A. V. : Oui, et le débat actuel sur l’âge de la retraite vient éclairer cette problématique. En Suède et aux États-Unis, la retraite commence à 65 ans ; en France à 61 ans. Les économistes savent que plus on retarde l’âge de la retraite, plus les seniors contribuent à produire, à cotiser et à financer la protection sociale. Cela explique pourquoi en Suède le financement de la dépendance est plus élevé et plus facile qu’en France. À long terme, la retraite à 65 ans sera inévitable en France, pour équilibrer non seulement les dépenses de protection sociale mais aussi celles liées à la dépendance.

À raisonner en classes d’âge, la « junior economy » ne serait-elle pas aussi un levier de croissance ?

A. V. : Oui, bien sûr, en termes non seulement de production mais aussi de consommation, les moins de 25 ans sont un levier de croissance. Mais pour l’heure, aucune étude n’a été réalisée sur leur impact.

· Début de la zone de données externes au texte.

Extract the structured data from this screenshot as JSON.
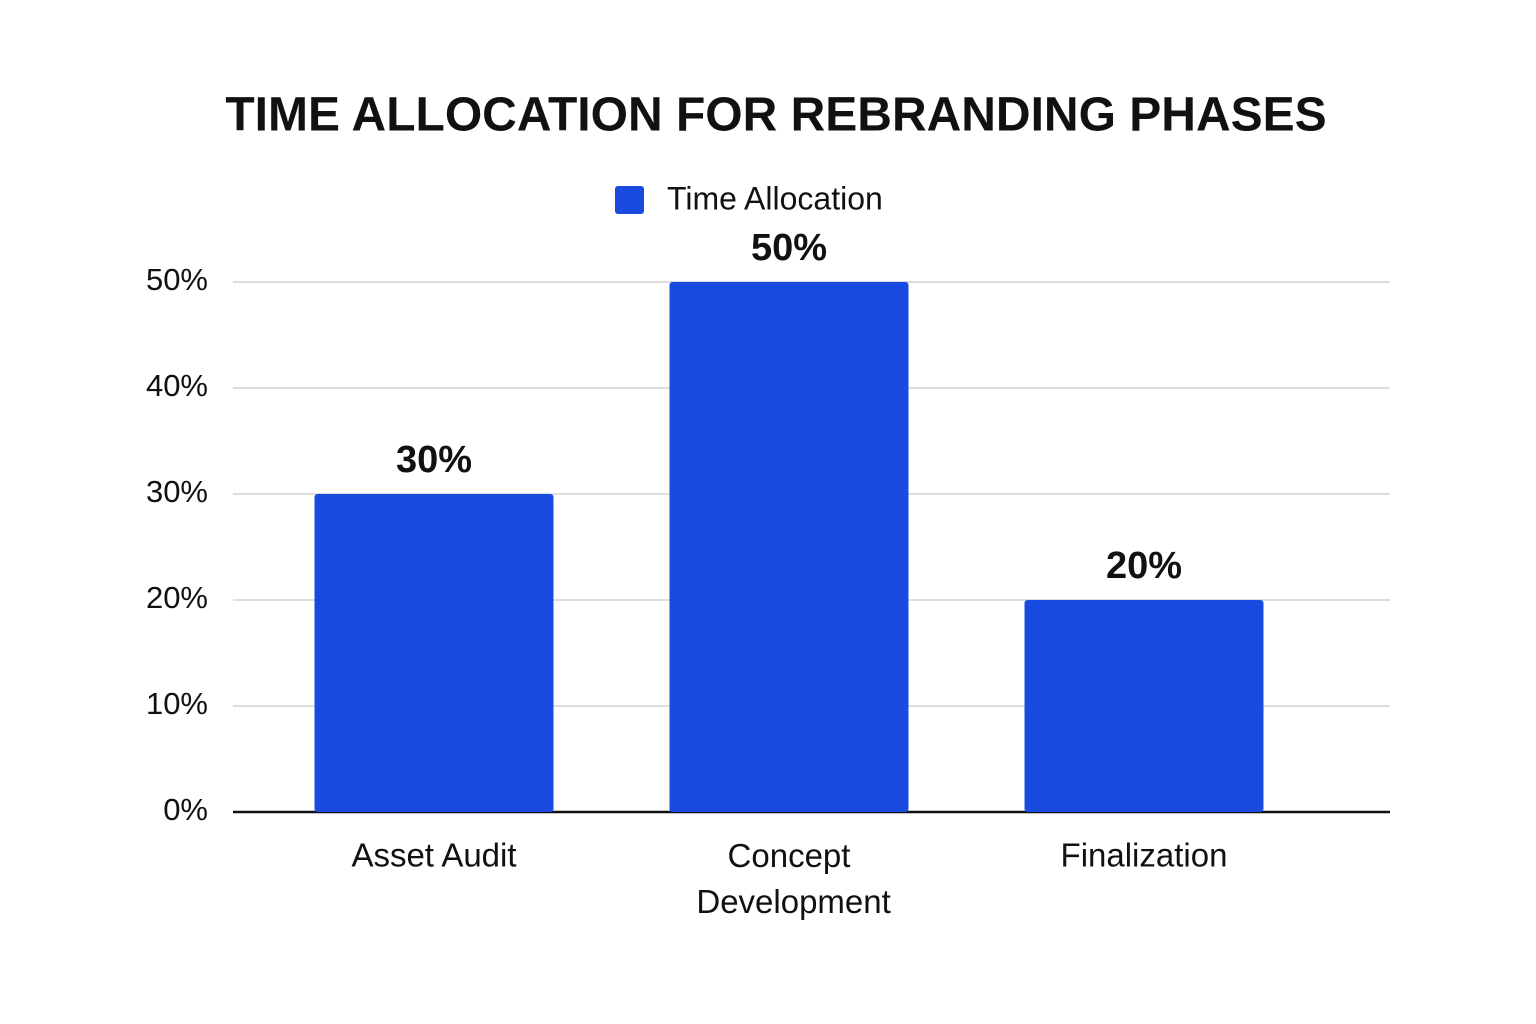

Pour autant, l’économiste sait que l’avenir des seniors sera d’autant mieux assuré que celui des jeunes le sera aussi, qu’ils seront mieux formés et intégrés dans la société pour assurer la future croissance. Il faudrait lier, mieux, dépenses de retraite et dépenses d’éducation.

1. http://qwt.co/ssg6j9. Alain Villemeur est l’un des contributeurs à la France face au vieillissement : le grand défi (Descarte & Cie, octobre 2013).
2. CGSP : la Silver Économie, une opportunité de croissance pour la France, décembre 2013, p. 36.
3. La Protection sociale : un investissement pour notre avenir, Seuil, 2012.